Ils doivent être satisfaits du triomphe de leurs armes.

Nous Français, nous ne devons considérer ces triomphes que comme une leçon de la Providence, qui nous châtie sans nous humilier.

Nous pouvons nous dire avec assurance que ce qui eût été impossible sous nos princes légitimes ne pouvait s’accomplir que sous ce règne d’un aventurier.

Les rois alliés doivent désormais aspirer à une gloire plus solide et plus durable.

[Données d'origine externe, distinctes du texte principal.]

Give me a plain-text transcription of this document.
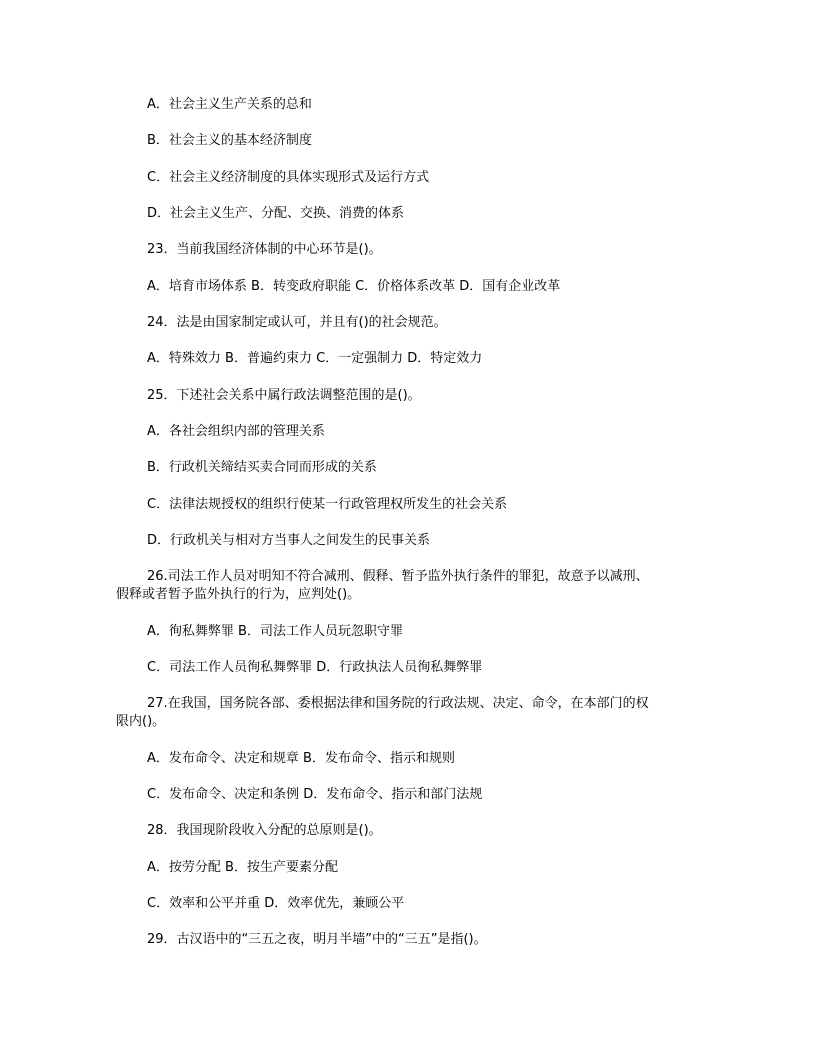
A．社会主义生产关系的总和
B．社会主义的基本经济制度
C．社会主义经济制度的具体实现形式及运行方式
D．社会主义生产、分配、交换、消费的体系
23．当前我国经济体制的中心环节是()。
A．培育市场体系 B．转变政府职能 C．价格体系改革 D．国有企业改革
24．法是由国家制定或认可，并且有()的社会规范。
A．特殊效力 B．普遍约束力 C．一定强制力 D．特定效力
25．下述社会关系中属行政法调整范围的是()。
A．各社会组织内部的管理关系
B．行政机关缔结买卖合同而形成的关系
C．法律法规授权的组织行使某一行政管理权所发生的社会关系
D．行政机关与相对方当事人之间发生的民事关系
26.司法工作人员对明知不符合减刑、假释、暂予监外执行条件的罪犯，故意予以减刑、
假释或者暂予监外执行的行为，应判处()。
A．徇私舞弊罪 B．司法工作人员玩忽职守罪
C．司法工作人员徇私舞弊罪 D．行政执法人员徇私舞弊罪
27.在我国，国务院各部、委根据法律和国务院的行政法规、决定、命令，在本部门的权
限内()。
A．发布命令、决定和规章 B．发布命令、指示和规则
C．发布命令、决定和条例 D．发布命令、指示和部门法规
28．我国现阶段收入分配的总原则是()。
A．按劳分配 B．按生产要素分配
C．效率和公平并重 D．效率优先，兼顾公平
29．古汉语中的“三五之夜，明月半墙”中的“三五”是指()。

Qu’ils se rendent avec leur garde sur la place de notre Révolution ; qu’ils fassent célébrer une pompe funèbre à la place même où sont tombées les têtes de Louis et d’Antoinette ; que ce conseil de rois, la main sur l’autel, au milieu du peuple français à genoux et en larmes,

reconnaisse Louis XVIII pour roi de France : ils offriront au monde le plus grand spectacle qu’il ait jamais vu, et répandront sur eux une gloire que les siècles ne pourront effacer.

Mais déjà une partie de ces événements est accomplie.

Les miracles ont enfanté les miracles.

Paris, comme Athènes, a vu rentrer dans ses murs des étrangers qui l’ont respecté, en souvenir de sa gloire et de ses grands hommes.